Carrier phrases are used in a variety of therapy strategies for a variety of disorders. The predictability allows the child to practice learned skills beyond the word level, moving into the phrase and sentence level.  It decreases the cognitive load needed to form a sentence AND remember the learned skills, because the sentence stem, or initial phrase remains constant. In this way, the child can practice their skills at a higher level of complexity (phrase or sentence level) but doesn't have the increased demand to also generate a new and novel sentence.

To practice her words in a sentence I have a great idea that comes from my fabulous and creative mentor Deborah Comfort, who is currently the private practitioner seeing my daughter. She had Ashlynn pick out some fabric swatches from a book she had at the end of the session last week.  For the next session, she had hot glued the fabric onto two toilet paper rolls and then hot glued the toilet paper rolls together side by side.

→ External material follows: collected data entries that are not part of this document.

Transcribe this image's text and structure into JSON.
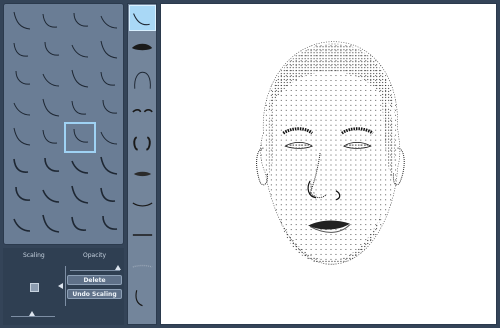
{
  "controls": {
    "scaling_label": "Scaling",
    "opacity_label": "Opacity",
    "delete_label": "Delete",
    "undo_scaling_label": "Undo Scaling"
  },
  "feature_grid": {
    "rows": 8,
    "columns": 4,
    "selected_row": 4,
    "selected_column": 2
  },
  "feature_strip": {
    "items": [
      "hairline",
      "hair",
      "head-outline",
      "eyebrows",
      "ears",
      "lips",
      "chin",
      "mouth",
      "facial-hair",
      "lower-face-outline"
    ],
    "selected_index": 1
  },
  "colors": {
    "panel": "#6a7d95",
    "background": "#344458",
    "selection": "#9fd2f4"
  }
}
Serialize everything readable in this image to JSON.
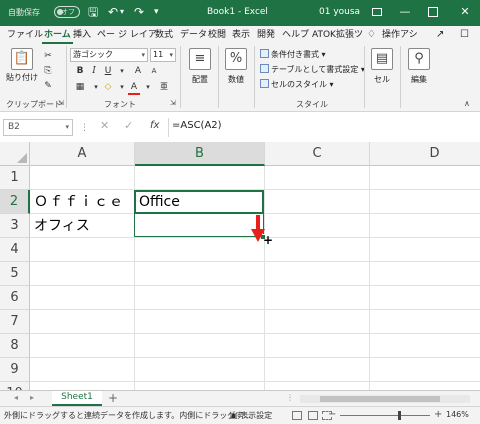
{
  "titlebar": {
    "autosave_label": "自動保存",
    "autosave_state": "オフ",
    "title": "Book1 - Excel",
    "user": "01 yousa",
    "icons": [
      "save-icon",
      "undo-icon",
      "redo-icon",
      "customize-icon",
      "ribbon-display-icon",
      "minimize-icon",
      "restore-icon",
      "close-icon"
    ]
  },
  "tabs": [
    "ファイル",
    "ホーム",
    "挿入",
    "ペー",
    "ジ レイア",
    "数式",
    "データ",
    "校閲",
    "表示",
    "開発",
    "ヘルプ",
    "ATOK拡張ツ",
    "操作アシ"
  ],
  "active_tab": "ホーム",
  "ribbon": {
    "clipboard": {
      "paste_label": "貼り付け",
      "group_label": "クリップボード"
    },
    "font": {
      "font_name": "游ゴシック",
      "font_size": "11",
      "bold": "B",
      "italic": "I",
      "underline": "U",
      "grow": "A",
      "shrink": "A",
      "font_color": "A",
      "group_label": "フォント"
    },
    "alignment": {
      "label": "配置"
    },
    "number": {
      "label": "数値",
      "icon_text": "%"
    },
    "styles": {
      "conditional": "条件付き書式",
      "table": "テーブルとして書式設定",
      "cell_styles": "セルのスタイル",
      "group_label": "スタイル"
    },
    "cells": {
      "label": "セル"
    },
    "editing": {
      "label": "編集"
    }
  },
  "formula_bar": {
    "name_box": "B2",
    "fx": "fx",
    "formula": "=ASC(A2)"
  },
  "grid": {
    "columns": [
      "A",
      "B",
      "C",
      "D"
    ],
    "rows": [
      "1",
      "2",
      "3",
      "4",
      "5",
      "6",
      "7",
      "8",
      "9",
      "10"
    ],
    "selected_column": "B",
    "selected_row": "2",
    "cells": {
      "A2": "Ｏｆｆｉｃｅ",
      "B2": "Office",
      "A3": "オフィス"
    }
  },
  "sheets": {
    "tabs": [
      "Sheet1"
    ],
    "active": "Sheet1",
    "add": "+"
  },
  "statusbar": {
    "message": "外側にドラッグすると連続データを作成します。内側にドラッグす…",
    "display_settings": "表示設定",
    "zoom": "146%",
    "zoom_minus": "−",
    "zoom_plus": "+"
  },
  "colors": {
    "excel_green": "#1f7244",
    "arrow_red": "#e8201a"
  }
}
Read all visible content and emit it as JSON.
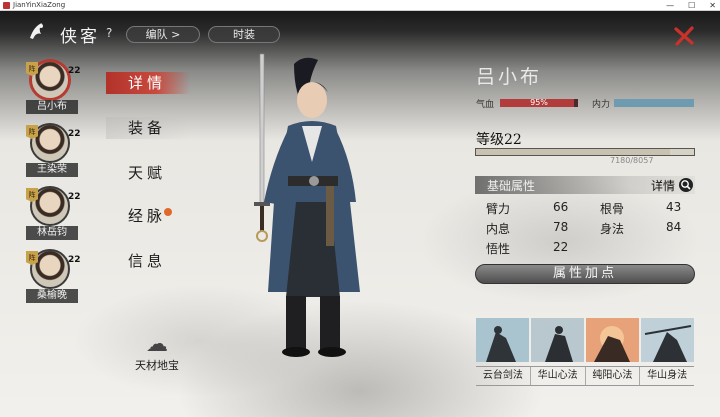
{
  "window": {
    "title": "JianYinXiaZong",
    "controls": [
      "—",
      "☐",
      "✕"
    ]
  },
  "header": {
    "title": "侠客",
    "help": "?",
    "team_label": "编队  >",
    "fashion_label": "时装"
  },
  "roster": [
    {
      "name": "吕小布",
      "level": "22",
      "badge": "阵",
      "selected": true
    },
    {
      "name": "王染荣",
      "level": "22",
      "badge": "阵",
      "selected": false
    },
    {
      "name": "林岳钧",
      "level": "22",
      "badge": "阵",
      "selected": false
    },
    {
      "name": "桑榆晚",
      "level": "22",
      "badge": "阵",
      "selected": false
    }
  ],
  "menu": [
    {
      "label": "详情",
      "active": true
    },
    {
      "label": "装备",
      "active": false
    },
    {
      "label": "天赋",
      "active": false
    },
    {
      "label": "经脉",
      "active": false,
      "alert": true
    },
    {
      "label": "信息",
      "active": false
    }
  ],
  "treasure_label": "天材地宝",
  "hero": {
    "name": "吕小布",
    "hp_label": "气血",
    "hp_text": "95%",
    "hp_fraction": 0.95,
    "mp_label": "内力",
    "mp_fraction": 1.0,
    "level_text": "等级22",
    "exp_text": "7180/8057",
    "exp_fraction": 0.891
  },
  "attributes": {
    "section_title": "基础属性",
    "details_label": "详情",
    "items": [
      {
        "key": "臂力",
        "value": "66"
      },
      {
        "key": "根骨",
        "value": "43"
      },
      {
        "key": "内息",
        "value": "78"
      },
      {
        "key": "身法",
        "value": "84"
      },
      {
        "key": "悟性",
        "value": "22"
      }
    ],
    "allocate_label": "属性加点"
  },
  "skills": [
    "云台剑法",
    "华山心法",
    "纯阳心法",
    "华山身法"
  ],
  "colors": {
    "accent": "#b8372e",
    "hp": "#b23c3c",
    "mp": "#6f9bb0"
  }
}
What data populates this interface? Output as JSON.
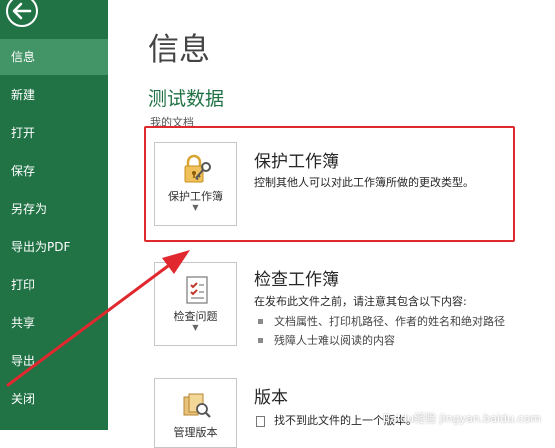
{
  "sidebar": {
    "items": [
      {
        "label": "信息",
        "active": true
      },
      {
        "label": "新建"
      },
      {
        "label": "打开"
      },
      {
        "label": "保存"
      },
      {
        "label": "另存为"
      },
      {
        "label": "导出为PDF"
      },
      {
        "label": "打印"
      },
      {
        "label": "共享"
      },
      {
        "label": "导出"
      },
      {
        "label": "关闭"
      }
    ]
  },
  "main": {
    "title": "信息",
    "doc_name": "测试数据",
    "doc_path": "我的文档",
    "protect": {
      "tile_label": "保护工作簿",
      "title": "保护工作簿",
      "description": "控制其他人可以对此工作簿所做的更改类型。"
    },
    "inspect": {
      "tile_label": "检查问题",
      "title": "检查工作簿",
      "description": "在发布此文件之前，请注意其包含以下内容:",
      "bullets": [
        "文档属性、打印机路径、作者的姓名和绝对路径",
        "残障人士难以阅读的内容"
      ]
    },
    "versions": {
      "tile_label": "管理版本",
      "title": "版本",
      "file_text": "找不到此文件的上一个版本。"
    }
  },
  "watermark": "Baidu经验 jingyan.baidu.com",
  "colors": {
    "sidebar": "#217346",
    "sidebar_active": "#439467",
    "highlight": "#e0282e"
  },
  "icons": {
    "back": "back-arrow-icon",
    "protect": "lock-key-icon",
    "inspect": "checklist-icon",
    "versions": "version-docs-icon"
  }
}
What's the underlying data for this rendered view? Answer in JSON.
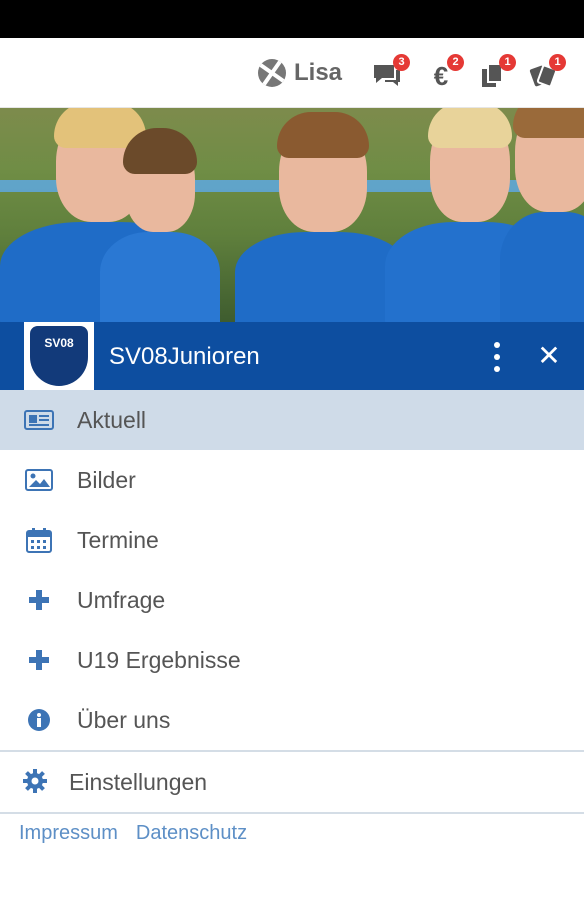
{
  "header": {
    "user_name": "Lisa",
    "icons": [
      {
        "name": "chat-icon",
        "badge": "3"
      },
      {
        "name": "euro-icon",
        "badge": "2"
      },
      {
        "name": "documents-icon",
        "badge": "1"
      },
      {
        "name": "tickets-icon",
        "badge": "1"
      }
    ]
  },
  "club": {
    "name": "SV08Junioren",
    "logo_text": "SV08"
  },
  "menu": {
    "items": [
      {
        "label": "Aktuell",
        "icon": "newspaper-icon",
        "active": true
      },
      {
        "label": "Bilder",
        "icon": "image-icon"
      },
      {
        "label": "Termine",
        "icon": "calendar-icon"
      },
      {
        "label": "Umfrage",
        "icon": "plus-icon"
      },
      {
        "label": "U19 Ergebnisse",
        "icon": "plus-icon"
      },
      {
        "label": "Über uns",
        "icon": "info-icon"
      }
    ],
    "settings_label": "Einstellungen"
  },
  "footer": {
    "impressum": "Impressum",
    "datenschutz": "Datenschutz"
  },
  "colors": {
    "primary": "#0d4ea0",
    "active_bg": "#cfdbe8",
    "icon": "#3d74b5",
    "badge": "#e53935",
    "link": "#5d8fc6"
  }
}
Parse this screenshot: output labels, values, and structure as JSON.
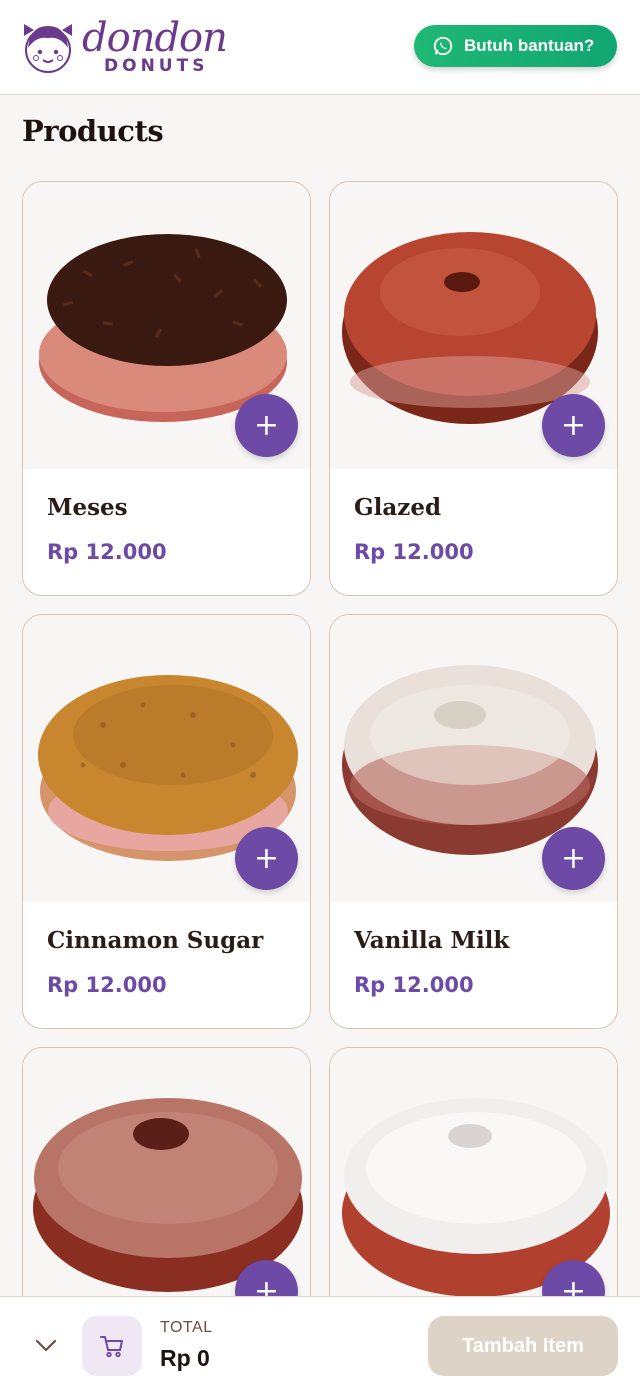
{
  "header": {
    "brand_script": "dondon",
    "brand_sub": "DONUTS",
    "help_label": "Butuh bantuan?"
  },
  "page_title": "Products",
  "products": [
    {
      "name": "Meses",
      "price": "Rp 12.000",
      "icon": "chocolate-sprinkle-donut-image"
    },
    {
      "name": "Glazed",
      "price": "Rp 12.000",
      "icon": "glazed-donut-image"
    },
    {
      "name": "Cinnamon Sugar",
      "price": "Rp 12.000",
      "icon": "cinnamon-sugar-donut-image"
    },
    {
      "name": "Vanilla Milk",
      "price": "Rp 12.000",
      "icon": "vanilla-milk-donut-image"
    },
    {
      "name": "",
      "price": "",
      "icon": "cocoa-powder-donut-image"
    },
    {
      "name": "",
      "price": "",
      "icon": "powdered-sugar-donut-image"
    }
  ],
  "add_symbol": "+",
  "footer": {
    "total_label": "TOTAL",
    "total_value": "Rp 0",
    "action_label": "Tambah Item"
  },
  "colors": {
    "accent": "#6d4aa6",
    "whatsapp": "#1fb874",
    "disabled_button": "#ddd3c6"
  }
}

She poked some holes in the top and threaded some yarn, and Presto, they gave a set of DIY binoculars. Using the carrier phrase "I see_____" they practiced a variety of words with targeted sounds at the sentence level. 

Ashlynn loved it of course! It's also more fun than sitting at a table practicing flash cards. As you'll frequently read in my posts, I am a big proponent of multi-sensory learning and this fits the bill. Maybe tomorrow we will take it to the zoo! Great carryover practice and lots of fun!